Like their Palestinian brethren in Judea and Samaria and Gaza, Arabs in Israel have criticized Trump's plan, which proposes a "two-state" solution with land swaps for the decades-long conflict.
Some critics say that allowing Israel to annex Jewish settlements in Judea and Samaria and keeping Palestinians under Israeli security control, renders a viable independent Palestinian state impossible.
On Monday, Palestinian Authority President Mahmoud Abbas dismissed the land swap idea.

"We do not agree at all, in any way, to swap land and residents from Israel to [a future Palestinian state]," he said.
Ayman Odeh, who heads the Joint Arab List faction in the Knesset, said Trump's proposal was "a green light to revoke the citizenship of hundreds of thousands of Palestinian Arab citizens who live in northern Israel."
Feelings also ran high over the weekend in Umm al-Fahm, a town on a hill that looks down into Judea and Samaria.
"I am a Palestinian Arab and a citizen of Israel," said Umm Mahmoud, 42, a housewife from Umm al-Fahm, as she shopped for home supplies.
"I cannot accept being transferred to the West Bank.
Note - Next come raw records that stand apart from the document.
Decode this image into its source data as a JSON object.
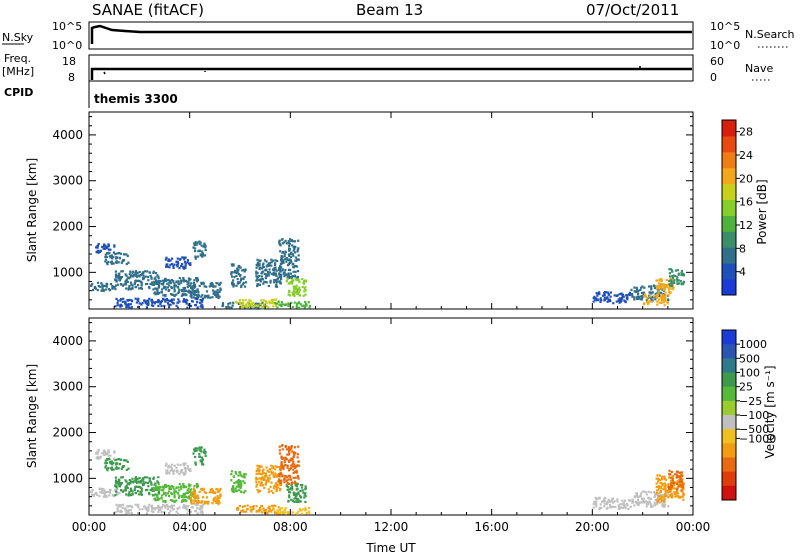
{
  "header": {
    "station": "SANAE (fitACF)",
    "beam": "Beam 13",
    "date": "07/Oct/2011"
  },
  "panels": {
    "nsky": {
      "left_label": "N.Sky",
      "right_label": "N.Search",
      "ticks_left": [
        "10^5",
        "10^0"
      ],
      "ticks_right": [
        "10^5",
        "10^0"
      ]
    },
    "freq": {
      "left_label_1": "Freq.",
      "left_label_2": "[MHz]",
      "right_label": "Nave",
      "ticks_left": [
        "18",
        "8"
      ],
      "ticks_right": [
        "60",
        "0"
      ]
    },
    "cpid": {
      "label": "CPID",
      "value": "themis 3300"
    }
  },
  "colors": {
    "power": [
      "#1a3bd6",
      "#1f4fb8",
      "#2f6f8a",
      "#3a8f6a",
      "#4db33c",
      "#86cf2a",
      "#c8d11a",
      "#f2a81a",
      "#f07c14",
      "#e84a0f",
      "#d81e0e"
    ],
    "velocity": [
      "#1a3bd6",
      "#2b55b5",
      "#2d7a8a",
      "#3c9a4c",
      "#55b93a",
      "#98cc30",
      "#c0c0c0",
      "#f0c020",
      "#f39c12",
      "#e86a10",
      "#e03c0c",
      "#d01010"
    ]
  },
  "chart_data": [
    {
      "type": "heatmap",
      "name": "power",
      "title": "",
      "xlabel": "",
      "ylabel": "Slant Range [km]",
      "xlim": [
        0,
        24
      ],
      "ylim": [
        200,
        4500
      ],
      "x_ticks": [
        "00:00",
        "04:00",
        "08:00",
        "12:00",
        "16:00",
        "20:00",
        "00:00"
      ],
      "y_ticks": [
        1000,
        2000,
        3000,
        4000
      ],
      "colorbar_label": "Power [dB]",
      "colorbar_ticks": [
        "4",
        "8",
        "12",
        "16",
        "20",
        "24",
        "28"
      ],
      "colorbar_range": [
        0,
        30
      ],
      "regions": [
        {
          "t0": 0.2,
          "t1": 1.0,
          "r0": 1450,
          "r1": 1650,
          "v": 4
        },
        {
          "t0": 0.6,
          "t1": 1.6,
          "r0": 1200,
          "r1": 1450,
          "v": 5
        },
        {
          "t0": 0.0,
          "t1": 1.0,
          "r0": 620,
          "r1": 800,
          "v": 6
        },
        {
          "t0": 1.0,
          "t1": 2.8,
          "r0": 650,
          "r1": 1050,
          "v": 5
        },
        {
          "t0": 2.5,
          "t1": 4.3,
          "r0": 500,
          "r1": 900,
          "v": 6
        },
        {
          "t0": 4.0,
          "t1": 5.2,
          "r0": 450,
          "r1": 800,
          "v": 7
        },
        {
          "t0": 4.1,
          "t1": 4.6,
          "r0": 1300,
          "r1": 1700,
          "v": 5
        },
        {
          "t0": 3.0,
          "t1": 4.0,
          "r0": 1100,
          "r1": 1350,
          "v": 4
        },
        {
          "t0": 1.0,
          "t1": 4.5,
          "r0": 250,
          "r1": 450,
          "v": 4
        },
        {
          "t0": 5.2,
          "t1": 7.0,
          "r0": 230,
          "r1": 360,
          "v": 5
        },
        {
          "t0": 5.8,
          "t1": 7.5,
          "r0": 260,
          "r1": 430,
          "v": 18
        },
        {
          "t0": 7.3,
          "t1": 8.8,
          "r0": 250,
          "r1": 380,
          "v": 12
        },
        {
          "t0": 6.6,
          "t1": 7.6,
          "r0": 700,
          "r1": 1300,
          "v": 6
        },
        {
          "t0": 7.5,
          "t1": 8.3,
          "r0": 900,
          "r1": 1750,
          "v": 7
        },
        {
          "t0": 7.8,
          "t1": 8.6,
          "r0": 500,
          "r1": 900,
          "v": 14
        },
        {
          "t0": 5.6,
          "t1": 6.2,
          "r0": 700,
          "r1": 1200,
          "v": 5
        },
        {
          "t0": 20.0,
          "t1": 21.5,
          "r0": 350,
          "r1": 600,
          "v": 4
        },
        {
          "t0": 21.5,
          "t1": 23.0,
          "r0": 400,
          "r1": 750,
          "v": 6
        },
        {
          "t0": 22.5,
          "t1": 23.2,
          "r0": 500,
          "r1": 900,
          "v": 20
        },
        {
          "t0": 23.0,
          "t1": 23.6,
          "r0": 700,
          "r1": 1100,
          "v": 10
        },
        {
          "t0": 22.0,
          "t1": 23.0,
          "r0": 300,
          "r1": 550,
          "v": 22
        }
      ]
    },
    {
      "type": "heatmap",
      "name": "velocity",
      "title": "",
      "xlabel": "Time UT",
      "ylabel": "Slant Range [km]",
      "xlim": [
        0,
        24
      ],
      "ylim": [
        200,
        4500
      ],
      "x_ticks": [
        "00:00",
        "04:00",
        "08:00",
        "12:00",
        "16:00",
        "20:00",
        "00:00"
      ],
      "y_ticks": [
        1000,
        2000,
        3000,
        4000
      ],
      "colorbar_label": "Velocity [m s⁻¹]",
      "colorbar_ticks": [
        "1000",
        "500",
        "100",
        "25",
        "−25",
        "−100",
        "−500",
        "−1000"
      ],
      "regions": [
        {
          "t0": 0.2,
          "t1": 1.0,
          "r0": 1450,
          "r1": 1650,
          "v": "gray"
        },
        {
          "t0": 0.6,
          "t1": 1.6,
          "r0": 1200,
          "r1": 1450,
          "v": "green"
        },
        {
          "t0": 0.0,
          "t1": 1.2,
          "r0": 620,
          "r1": 800,
          "v": "gray"
        },
        {
          "t0": 1.0,
          "t1": 2.8,
          "r0": 650,
          "r1": 1050,
          "v": "green"
        },
        {
          "t0": 2.5,
          "t1": 4.3,
          "r0": 500,
          "r1": 900,
          "v": "lime"
        },
        {
          "t0": 4.0,
          "t1": 5.2,
          "r0": 450,
          "r1": 800,
          "v": "orange"
        },
        {
          "t0": 4.1,
          "t1": 4.6,
          "r0": 1300,
          "r1": 1700,
          "v": "green"
        },
        {
          "t0": 3.0,
          "t1": 4.0,
          "r0": 1100,
          "r1": 1350,
          "v": "gray"
        },
        {
          "t0": 1.0,
          "t1": 4.5,
          "r0": 250,
          "r1": 450,
          "v": "gray"
        },
        {
          "t0": 5.8,
          "t1": 7.5,
          "r0": 260,
          "r1": 430,
          "v": "orange"
        },
        {
          "t0": 7.3,
          "t1": 8.8,
          "r0": 250,
          "r1": 380,
          "v": "yellow"
        },
        {
          "t0": 6.6,
          "t1": 7.6,
          "r0": 700,
          "r1": 1300,
          "v": "orange"
        },
        {
          "t0": 7.5,
          "t1": 8.3,
          "r0": 900,
          "r1": 1750,
          "v": "darkorange"
        },
        {
          "t0": 7.8,
          "t1": 8.6,
          "r0": 500,
          "r1": 900,
          "v": "green"
        },
        {
          "t0": 5.6,
          "t1": 6.2,
          "r0": 700,
          "r1": 1200,
          "v": "lime"
        },
        {
          "t0": 20.0,
          "t1": 21.5,
          "r0": 350,
          "r1": 600,
          "v": "gray"
        },
        {
          "t0": 21.5,
          "t1": 23.0,
          "r0": 400,
          "r1": 750,
          "v": "gray"
        },
        {
          "t0": 22.5,
          "t1": 23.6,
          "r0": 500,
          "r1": 1100,
          "v": "orange"
        },
        {
          "t0": 23.0,
          "t1": 23.6,
          "r0": 750,
          "r1": 1200,
          "v": "darkorange"
        }
      ]
    }
  ]
}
Although we are the same, we cannot leave our land, lives and traditions. Although they [West Bank Palestinians] are our family, it is not possible," she said.
The Trump plan said land swaps could include both populated and unpopulated areas and redrawing the borders of Israel so that the so-called "Triangle Communities" in Wadi Ara become part of a future Palestinian state.

David Friedman, the Trump-appointed US Ambassador to Israel who was closely involved in the framing of the plan, denied that residents of Arab towns in Israel would lose citizenship if they eventually fell under Palestinian jurisdiction.
"No one is being stripped of citizenship. We don't propose that," he told reporters last Wednesday.
Some Israeli government officials have privately voiced reservations about the idea.
"I regard this as a hypothetical matter. This is something the sides can weigh as an option after the plan is implemented," said former IDF chief Gabi Ashkenazi, a senior member of the opposition Blue and White Party.
"We unequivocally regard the [Arab] citizens of Israel as equal citizens," Ashkenazi said.